# taz.de -- Kämpfe in Burkina Faso: Trauer statt Feststimmung
       
       > Bei bewaffneten Auseinandersetzungen zwischen Armee und Islamisten werden
       > zu Weihnachten über 100 Menschen getötet.
       
 (IMG) Bild: Gedenken an gefallene Soldaten: Emmanuel Macron und sein Amtskollege aus Niger Mahamadou Issoufou
       
       Berlin taz | Staatstrauer statt Weihnachtsfeiern haben die vergangenen Tage
       [1][in Burkina Faso] geprägt. Alle Flaggen an öffentlichen Gebäuden wehten
       auf Halbmast, Freudenfeiern waren per Präsidialdekret verboten und das
       Heldendenkmal in der Hauptstadt Ouagadougou wurde zu Heiligabend von der
       Präsidentengattin persönlich per Knopfdruck in düsteres rotes Licht
       getaucht – zum Gedenken an die gefallenen Soldaten.
       
       Am Vortag waren bei schweren Kämpfen um die Militärbasis Arbinda im Norden
       des Landes nach lokalen Berichten bis zu 135 Menschen ums Leben gekommen.
       Offiziell war von sieben getöteten Soldaten und Gendarmen, 35 toten
       Zivilisten und über 80 getöteten Terroristen die Rede, als die Armee
       [2][einen Angriff 200 schwerbewaffneter mutmaßlicher islamistischer
       Rebellen] zurückschlug. Die meisten der getöteten Zivilisten waren Frauen.
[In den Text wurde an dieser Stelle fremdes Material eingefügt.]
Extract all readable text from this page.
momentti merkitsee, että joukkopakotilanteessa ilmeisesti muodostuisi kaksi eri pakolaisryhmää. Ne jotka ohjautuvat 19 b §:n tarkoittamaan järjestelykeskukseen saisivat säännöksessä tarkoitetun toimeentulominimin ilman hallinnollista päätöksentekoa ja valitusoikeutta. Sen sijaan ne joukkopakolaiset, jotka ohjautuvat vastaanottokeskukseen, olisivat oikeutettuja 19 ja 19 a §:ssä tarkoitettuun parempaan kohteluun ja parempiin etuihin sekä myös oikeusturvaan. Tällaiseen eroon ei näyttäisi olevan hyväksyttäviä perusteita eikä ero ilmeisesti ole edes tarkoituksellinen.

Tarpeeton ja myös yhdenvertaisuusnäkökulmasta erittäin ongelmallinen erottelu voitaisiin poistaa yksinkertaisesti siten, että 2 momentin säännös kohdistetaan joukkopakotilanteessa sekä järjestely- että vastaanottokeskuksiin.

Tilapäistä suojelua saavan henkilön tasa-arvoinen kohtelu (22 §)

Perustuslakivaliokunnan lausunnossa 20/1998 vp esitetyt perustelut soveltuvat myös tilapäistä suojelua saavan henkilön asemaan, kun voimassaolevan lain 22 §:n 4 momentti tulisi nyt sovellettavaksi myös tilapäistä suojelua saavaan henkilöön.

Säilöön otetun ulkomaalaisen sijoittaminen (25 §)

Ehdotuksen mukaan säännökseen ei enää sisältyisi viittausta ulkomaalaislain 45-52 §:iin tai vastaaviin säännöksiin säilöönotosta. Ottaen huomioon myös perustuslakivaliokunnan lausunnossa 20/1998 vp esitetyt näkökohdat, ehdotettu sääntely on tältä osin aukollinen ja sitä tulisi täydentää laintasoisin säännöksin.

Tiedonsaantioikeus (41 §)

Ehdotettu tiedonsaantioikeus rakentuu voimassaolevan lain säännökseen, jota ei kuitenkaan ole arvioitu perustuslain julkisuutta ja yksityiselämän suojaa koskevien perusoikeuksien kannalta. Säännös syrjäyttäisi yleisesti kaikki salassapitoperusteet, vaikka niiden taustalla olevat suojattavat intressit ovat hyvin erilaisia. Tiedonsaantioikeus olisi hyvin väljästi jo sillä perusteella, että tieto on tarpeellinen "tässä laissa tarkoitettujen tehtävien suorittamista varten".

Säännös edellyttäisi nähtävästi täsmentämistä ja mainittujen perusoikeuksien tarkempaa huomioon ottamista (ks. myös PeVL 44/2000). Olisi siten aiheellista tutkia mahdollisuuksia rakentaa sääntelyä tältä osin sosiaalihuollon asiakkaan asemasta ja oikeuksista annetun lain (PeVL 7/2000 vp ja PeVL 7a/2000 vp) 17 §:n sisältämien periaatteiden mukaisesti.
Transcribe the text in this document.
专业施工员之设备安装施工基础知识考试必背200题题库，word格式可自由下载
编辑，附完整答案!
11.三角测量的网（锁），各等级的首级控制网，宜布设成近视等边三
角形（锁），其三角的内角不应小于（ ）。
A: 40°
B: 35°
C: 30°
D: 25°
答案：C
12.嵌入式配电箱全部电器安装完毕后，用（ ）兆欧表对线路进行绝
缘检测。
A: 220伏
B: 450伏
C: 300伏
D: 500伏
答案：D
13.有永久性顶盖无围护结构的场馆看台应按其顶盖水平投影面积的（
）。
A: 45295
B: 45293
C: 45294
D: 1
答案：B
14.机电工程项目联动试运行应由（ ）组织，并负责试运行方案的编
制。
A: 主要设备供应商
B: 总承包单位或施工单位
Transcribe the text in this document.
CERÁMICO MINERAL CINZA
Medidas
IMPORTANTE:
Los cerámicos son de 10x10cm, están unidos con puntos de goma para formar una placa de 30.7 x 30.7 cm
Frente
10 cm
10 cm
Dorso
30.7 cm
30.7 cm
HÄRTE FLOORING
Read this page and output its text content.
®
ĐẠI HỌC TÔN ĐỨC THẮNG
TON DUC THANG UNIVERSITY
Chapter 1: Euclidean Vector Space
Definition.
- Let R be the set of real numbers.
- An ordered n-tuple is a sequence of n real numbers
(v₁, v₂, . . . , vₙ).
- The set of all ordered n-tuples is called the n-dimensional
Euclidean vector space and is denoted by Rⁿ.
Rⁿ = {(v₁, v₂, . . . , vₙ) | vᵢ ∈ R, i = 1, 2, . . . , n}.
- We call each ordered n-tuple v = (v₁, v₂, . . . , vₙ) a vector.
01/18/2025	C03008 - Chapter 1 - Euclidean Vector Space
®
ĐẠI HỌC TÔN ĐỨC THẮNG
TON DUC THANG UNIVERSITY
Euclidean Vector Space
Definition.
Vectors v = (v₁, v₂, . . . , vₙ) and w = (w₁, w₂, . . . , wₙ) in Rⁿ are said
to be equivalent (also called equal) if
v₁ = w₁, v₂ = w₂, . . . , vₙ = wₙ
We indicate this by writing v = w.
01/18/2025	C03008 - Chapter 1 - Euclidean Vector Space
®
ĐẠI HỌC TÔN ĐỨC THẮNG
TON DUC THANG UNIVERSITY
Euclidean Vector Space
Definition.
       Sollten die Zahlen stimmen, wäre es der blutigste Tag seit Beginn der
       islamistischen Angriffe in Burkina Faso vor fünf Jahren.
       
       Am Abend des 25. Dezember wurde der Tod von weiteren elf Soldaten der
       Regierungsarmee in einem Hinterhalt bei Hallalé gemeldet, ebenfalls im
       Norden des Landes. Die Region nahe der Grenze zu Mali gilt als Rückzugs-
       und Operationsgebiet grenzübeschreitend operierender islamistischer
       Gruppen, die Teile von Burkina Faso, Mali und Niger unsicher machen und in
       den vergangenen Wochen mit einer Reihe spektakulärer Überfälle in allen
       drei Ländern ihre Stärke zeigen konnten.
       
       Vorgeführt wird damit ebenfalls erneut die Schwäche der Armeen der Staaten
       der Sahel-Region und die Unzulänglichkeit der internationalen
       Terrorbekämpfung. Nach dem Tod von 71 Soldaten in Niger bei einem Angriff
       am 10. Dezember war ein von Frankreich einberufener regionaler
       Anti-Terror-Gipfel abgesagt und auf Januar verschoben worden. Stattdessen
       hatten sich die Staatschefs der Region wenig später in Burkina Faso
       getroffen und einen Aktionsplan zur Terrorbekämpfung beschlossen.
       
       ## Drohnen gegen Islamisten
       
       Der Überfall auf Arbinda in Burkina Faso ereignete sich, kurz nachdem
       Frankreichs Präsident Emmanuel Macron in Niger die gefallenen Soldaten
       geehrt und von einem bevorstehenden „Wendepunkt“ in der Terrorbekämpfung
       gesprochen hatte. Zuvor hatte Frankreich erstmals von Niger aus bewaffnete
       Drohnen gegen Islamisten in Mali eingesetzt und nach eigenen Angaben 40
       Kämpfer getötet.
       
       „Die kommenden Wochen werden absolut entscheidend sein“, sagte Macron. Vor
       seinem Blitzbesuch in Niger hatte Macron das französische Militärkontingent
       in der Elfenbeinküste besucht und öffentlich mehr „Klarheit“ von den
       Regierungen der Region über den Antiterrorkampf und eine „Übernahme von
       Verantwortung“ ihrerseits eingefordert.
       
       Sein Umfeld briefte Journalisten, dass diese Forderung sich an die
       Regierungen Malis und Burkina Fasos richte. Dort fordern seit einigen
       Monaten immer mehr Stimmen den Abzug der mehreren tausend französischen
       Soldaten in der Sahelregion. Die USA erwägen bereits laut einem Bericht der
       New York Times einen militärischen Rückzug aus der Region. Sie sind in
       Niger mit Spezialkräften präsent.